Friday, July 26, 2013

Common Mullein - Weed or Medicinal Herb?

Common Mullein - Weekly Weeder #13 @ Common Sense Homesteading

Today’s featured plant is Common Mullein, Verbascum thapsus.

Common Mullein is also known as Great Mullein, Aaron’s Rod, candlewick plant, flannel plant, flannel leaf, lungwort, feltwort, cowboy toilet paper, shepherd’s staff, velvet dock, woolly mullein, torch plant, torches, miner’s candle, big taper, blanket mullein, “Hig candlewick”, “Bullicks lungwort”, “Hare’s-beard”, “Ice-leaf”.”Beggar’s blanket”, “Moses’ blanket”, “Poor Man’s blanket”, “Our Lady’s blanket” or “Old Man’s Blanket”.
(There are more names, but this list is getting pretty long already.  Do you get the impression this thing is pretty widespread?)

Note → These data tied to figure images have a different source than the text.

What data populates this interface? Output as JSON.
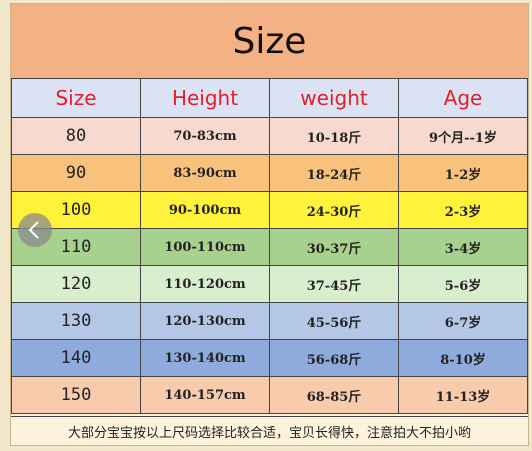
{
  "header": {
    "title": "Size"
  },
  "table": {
    "columns": [
      "Size",
      "Height",
      "weight",
      "Age"
    ],
    "rows": [
      [
        "80",
        "70-83cm",
        "10-18斤",
        "9个月--1岁"
      ],
      [
        "90",
        "83-90cm",
        "18-24斤",
        "1-2岁"
      ],
      [
        "100",
        "90-100cm",
        "24-30斤",
        "2-3岁"
      ],
      [
        "110",
        "100-110cm",
        "30-37斤",
        "3-4岁"
      ],
      [
        "120",
        "110-120cm",
        "37-45斤",
        "5-6岁"
      ],
      [
        "130",
        "120-130cm",
        "45-56斤",
        "6-7岁"
      ],
      [
        "140",
        "130-140cm",
        "56-68斤",
        "8-10岁"
      ],
      [
        "150",
        "140-157cm",
        "68-85斤",
        "11-13岁"
      ]
    ]
  },
  "footer": {
    "note": "大部分宝宝按以上尺码选择比较合适，宝贝长得快，注意拍大不拍小哟"
  }
}
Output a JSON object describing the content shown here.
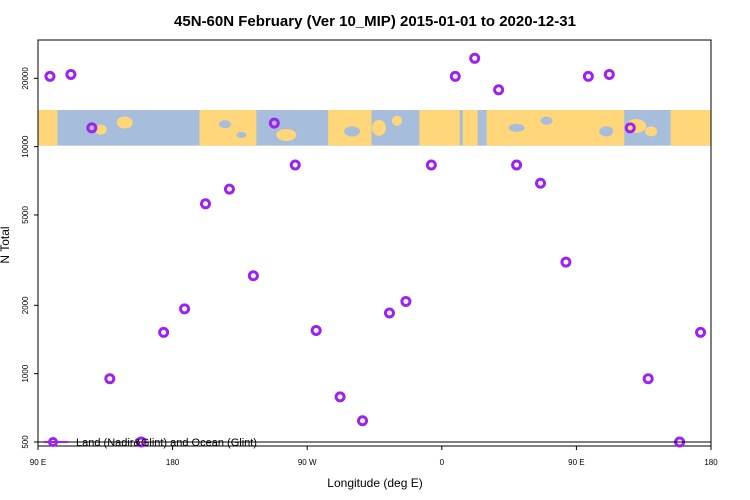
{
  "chart_data": {
    "type": "scatter",
    "title": "45N-60N February (Ver 10_MIP)   2015-01-01 to 2020-12-31",
    "xlabel": "Longitude (deg E)",
    "ylabel": "N Total",
    "x_ticks": [
      {
        "value": 90,
        "label": "90 E"
      },
      {
        "value": 180,
        "label": "180"
      },
      {
        "value": 270,
        "label": "90 W"
      },
      {
        "value": 360,
        "label": "0"
      },
      {
        "value": 450,
        "label": "90 E"
      },
      {
        "value": 540,
        "label": "180"
      }
    ],
    "y_ticks": [
      {
        "value": 500,
        "label": "500"
      },
      {
        "value": 1000,
        "label": "1000"
      },
      {
        "value": 2000,
        "label": "2000"
      },
      {
        "value": 5000,
        "label": "5000"
      },
      {
        "value": 10000,
        "label": "10000"
      },
      {
        "value": 20000,
        "label": "20000"
      }
    ],
    "xlim": [
      90,
      540
    ],
    "ylim": [
      480,
      29500
    ],
    "y_scale": "log",
    "grid": false,
    "legend_position": "bottom-left",
    "series": [
      {
        "name": "Land (Nadir&Glint) and Ocean (Glint)",
        "color": "#a020f0",
        "marker": "open-circle",
        "points": [
          {
            "x": 98,
            "y": 20400
          },
          {
            "x": 112,
            "y": 20800
          },
          {
            "x": 126,
            "y": 12100
          },
          {
            "x": 138,
            "y": 950
          },
          {
            "x": 159,
            "y": 500
          },
          {
            "x": 174,
            "y": 1520
          },
          {
            "x": 188,
            "y": 1930
          },
          {
            "x": 202,
            "y": 5600
          },
          {
            "x": 218,
            "y": 6500
          },
          {
            "x": 234,
            "y": 2700
          },
          {
            "x": 248,
            "y": 12700
          },
          {
            "x": 262,
            "y": 8300
          },
          {
            "x": 276,
            "y": 1550
          },
          {
            "x": 292,
            "y": 790
          },
          {
            "x": 307,
            "y": 620
          },
          {
            "x": 325,
            "y": 1850
          },
          {
            "x": 336,
            "y": 2080
          },
          {
            "x": 353,
            "y": 8300
          },
          {
            "x": 369,
            "y": 20400
          },
          {
            "x": 382,
            "y": 24500
          },
          {
            "x": 398,
            "y": 17800
          },
          {
            "x": 410,
            "y": 8300
          },
          {
            "x": 426,
            "y": 6900
          },
          {
            "x": 443,
            "y": 3100
          },
          {
            "x": 458,
            "y": 20400
          },
          {
            "x": 472,
            "y": 20800
          },
          {
            "x": 486,
            "y": 12100
          },
          {
            "x": 498,
            "y": 950
          },
          {
            "x": 519,
            "y": 500
          },
          {
            "x": 533,
            "y": 1520
          }
        ]
      }
    ],
    "background_map_band": {
      "y_range": [
        10100,
        14500
      ],
      "ocean_color": "#a7bddc",
      "land_color": "#ffd679"
    }
  }
}
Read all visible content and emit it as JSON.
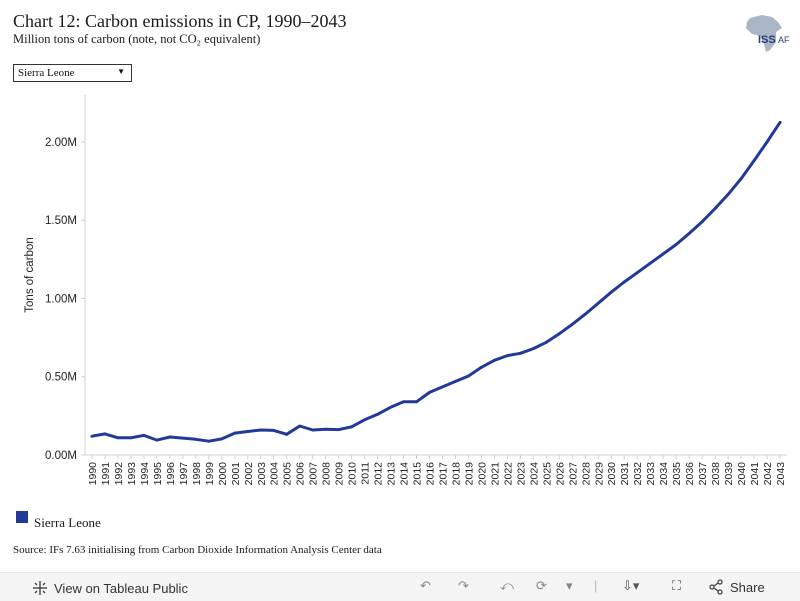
{
  "header": {
    "title": "Chart 12: Carbon emissions in CP, 1990–2043",
    "subtitle": "Million tons of carbon (note, not CO₂ equivalent)"
  },
  "logo": {
    "text": "ISS",
    "suffix": "AF",
    "icon": "africa-map-icon"
  },
  "filter": {
    "selected": "Sierra Leone"
  },
  "legend": {
    "label": "Sierra Leone",
    "color": "#23399a"
  },
  "source": "Source: IFs 7.63 initialising from Carbon Dioxide Information Analysis Center data",
  "footer": {
    "view_label": "View on Tableau Public",
    "share_label": "Share"
  },
  "chart_data": {
    "type": "line",
    "ylabel": "Tons of carbon",
    "xlabel": "",
    "ylim": [
      0,
      2300000
    ],
    "yticks": [
      0,
      500000,
      1000000,
      1500000,
      2000000
    ],
    "ytick_labels": [
      "0.00M",
      "0.50M",
      "1.00M",
      "1.50M",
      "2.00M"
    ],
    "grid": false,
    "x": [
      1990,
      1991,
      1992,
      1993,
      1994,
      1995,
      1996,
      1997,
      1998,
      1999,
      2000,
      2001,
      2002,
      2003,
      2004,
      2005,
      2006,
      2007,
      2008,
      2009,
      2010,
      2011,
      2012,
      2013,
      2014,
      2015,
      2016,
      2017,
      2018,
      2019,
      2020,
      2021,
      2022,
      2023,
      2024,
      2025,
      2026,
      2027,
      2028,
      2029,
      2030,
      2031,
      2032,
      2033,
      2034,
      2035,
      2036,
      2037,
      2038,
      2039,
      2040,
      2041,
      2042,
      2043
    ],
    "series": [
      {
        "name": "Sierra Leone",
        "color": "#23399a",
        "values": [
          120000,
          135000,
          110000,
          110000,
          125000,
          95000,
          115000,
          108000,
          100000,
          88000,
          103000,
          140000,
          150000,
          160000,
          157000,
          132000,
          185000,
          160000,
          165000,
          162000,
          180000,
          225000,
          260000,
          305000,
          340000,
          340000,
          400000,
          435000,
          470000,
          505000,
          560000,
          605000,
          635000,
          650000,
          680000,
          720000,
          775000,
          835000,
          900000,
          970000,
          1040000,
          1105000,
          1165000,
          1225000,
          1285000,
          1345000,
          1415000,
          1490000,
          1575000,
          1665000,
          1765000,
          1880000,
          2000000,
          2125000
        ]
      }
    ]
  }
}
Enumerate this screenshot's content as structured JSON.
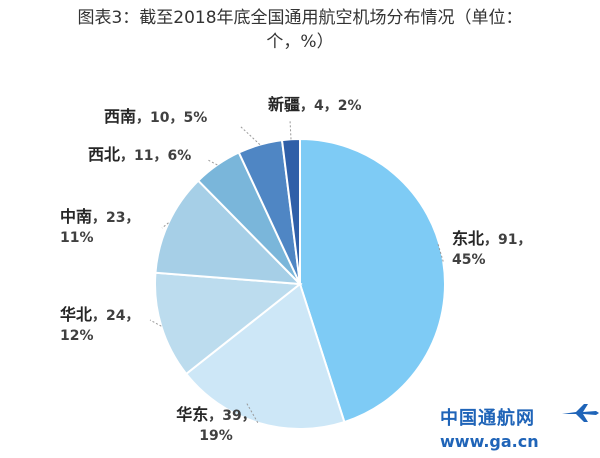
{
  "title": {
    "line1": "图表3：截至2018年底全国通用航空机场分布情况（单位：",
    "line2": "个，%）"
  },
  "chart_data": {
    "type": "pie",
    "title": "图表3：截至2018年底全国通用航空机场分布情况（单位：个，%）",
    "slices": [
      {
        "name": "东北",
        "value": 91,
        "percent": "45%",
        "color": "#7ecbf5"
      },
      {
        "name": "华东",
        "value": 39,
        "percent": "19%",
        "color": "#cde7f7"
      },
      {
        "name": "华北",
        "value": 24,
        "percent": "12%",
        "color": "#bcdcee"
      },
      {
        "name": "中南",
        "value": 23,
        "percent": "11%",
        "color": "#a6cfe7"
      },
      {
        "name": "西北",
        "value": 11,
        "percent": "6%",
        "color": "#7ab6da"
      },
      {
        "name": "西南",
        "value": 10,
        "percent": "5%",
        "color": "#4f86c4"
      },
      {
        "name": "新疆",
        "value": 4,
        "percent": "2%",
        "color": "#2f5fa8"
      }
    ],
    "start_direction": "12 o'clock",
    "order": "clockwise"
  },
  "brand": {
    "name": "中国通航网",
    "url": "www.ga.cn"
  }
}
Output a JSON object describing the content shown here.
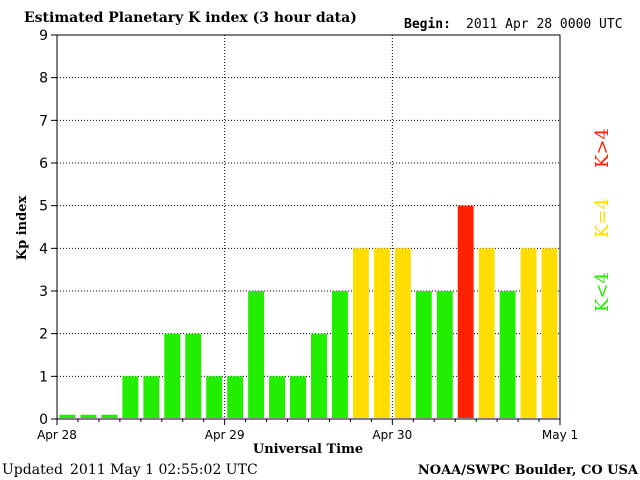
{
  "header": {
    "title": "Estimated Planetary K index (3 hour data)",
    "begin_label": "Begin:",
    "begin_value": "2011 Apr 28 0000 UTC"
  },
  "footer": {
    "updated_label": "Updated",
    "updated_value": "2011 May  1 02:55:02 UTC",
    "source": "NOAA/SWPC Boulder, CO USA"
  },
  "chart_data": {
    "type": "bar",
    "title": "Estimated Planetary K index (3 hour data)",
    "xlabel": "Universal Time",
    "ylabel": "Kp index",
    "ylim": [
      0,
      9
    ],
    "yticks": [
      "0",
      "1",
      "2",
      "3",
      "4",
      "5",
      "6",
      "7",
      "8",
      "9"
    ],
    "xticks": [
      "Apr 28",
      "Apr 29",
      "Apr 30",
      "May 1"
    ],
    "grid": true,
    "values": [
      0.1,
      0.1,
      0.1,
      1,
      1,
      2,
      2,
      1,
      1,
      3,
      1,
      1,
      2,
      3,
      4,
      4,
      4,
      3,
      3,
      5,
      4,
      3,
      4,
      4
    ],
    "colors": {
      "low": "#22ee00",
      "equal": "#ffdd00",
      "high": "#ff2200"
    },
    "legend": [
      {
        "label": "K<4",
        "color": "#22ee00"
      },
      {
        "label": "K=4",
        "color": "#ffdd00"
      },
      {
        "label": "K>4",
        "color": "#ff2200"
      }
    ],
    "legend_position": "right"
  }
}
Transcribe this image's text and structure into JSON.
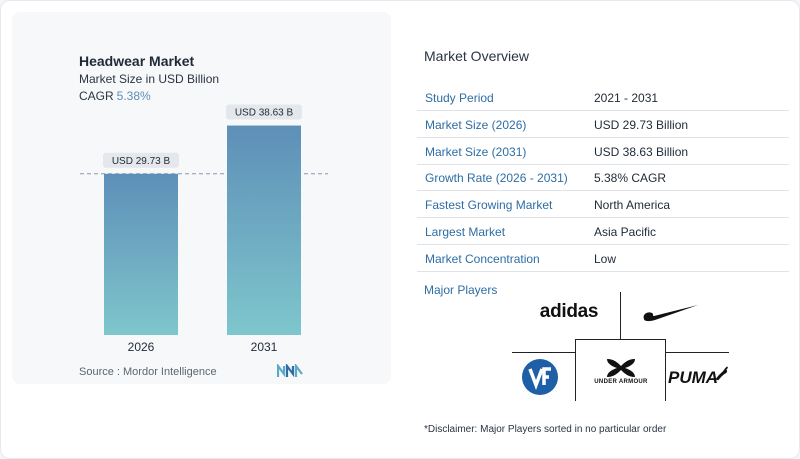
{
  "chart": {
    "title": "Headwear Market",
    "subtitle": "Market Size in USD Billion",
    "cagr_label": "CAGR",
    "cagr_value": "5.38%",
    "source": "Source :  Mordor Intelligence"
  },
  "chart_data": {
    "type": "bar",
    "title": "Headwear Market",
    "subtitle": "Market Size in USD Billion",
    "categories": [
      "2026",
      "2031"
    ],
    "values": [
      29.73,
      38.63
    ],
    "data_labels": [
      "USD 29.73 B",
      "USD 38.63 B"
    ],
    "ylim": [
      0,
      45
    ],
    "reference_line": 29.73,
    "grid": false,
    "colors": {
      "bar_top": "#5e8fb8",
      "bar_bottom": "#7ec6cc",
      "ref_line": "#8a99a8"
    }
  },
  "overview": {
    "title": "Market Overview",
    "rows": [
      {
        "label": "Study Period",
        "value": "2021 - 2031"
      },
      {
        "label": "Market Size (2026)",
        "value": "USD 29.73 Billion"
      },
      {
        "label": "Market Size (2031)",
        "value": "USD 38.63 Billion"
      },
      {
        "label": "Growth Rate (2026 - 2031)",
        "value": "5.38% CAGR"
      },
      {
        "label": "Fastest Growing Market",
        "value": "North America"
      },
      {
        "label": "Largest Market",
        "value": "Asia Pacific"
      },
      {
        "label": "Market Concentration",
        "value": "Low"
      }
    ]
  },
  "players": {
    "title": "Major Players",
    "logos": {
      "adidas": "adidas",
      "nike": "nike-swoosh-logo",
      "vf": "vf-logo",
      "under_armour": "UNDER ARMOUR",
      "puma": "PUMA"
    }
  },
  "disclaimer": "*Disclaimer: Major Players sorted in no particular order"
}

Range and Identification of Common Mullein

Common mullein is native to Europe, but it is now found on every continent except Antarctica.  (As I said, it gets around…)   The USDA Natural Resources Conservation Service provides a range map, but it’s really found pretty much everywhere in the U.S..
The plant is known as a colonizer of open disturbed soils.  The Wisconsin DNR lists it as an invasive, but they have an awful lot of plants listed as invasive. Okay – non-native – still, it’s been around so long, does it really matter at this point?  They do say it can be invasive in the plant detail page, but I haven’t found that to be the case in my area.  It prefers dry, sandy soils, but can grow (really HUGE) in rich garden soil, and even grow in marginal soils such as chalk and limestone.  It can be found in neglected meadows, forest openings, pastures, fence rows, roadsides, and industrial areas. (WI DNR)
Plant height is 2-6′ (60-180 cm) (the happy monsters in my garden last year were pushing seven feet).  The leaves are large, oval and fuzzy.  As you can see in the photo below, a large happy specimen in my garden has leaves larger than my shoe, which is a size twelve.   Leaves are 12-15 inches long (or longer) and covered with velvety hairs.  When the flower stalk emerges, leaves cling directly to the stalk – there are no side branches.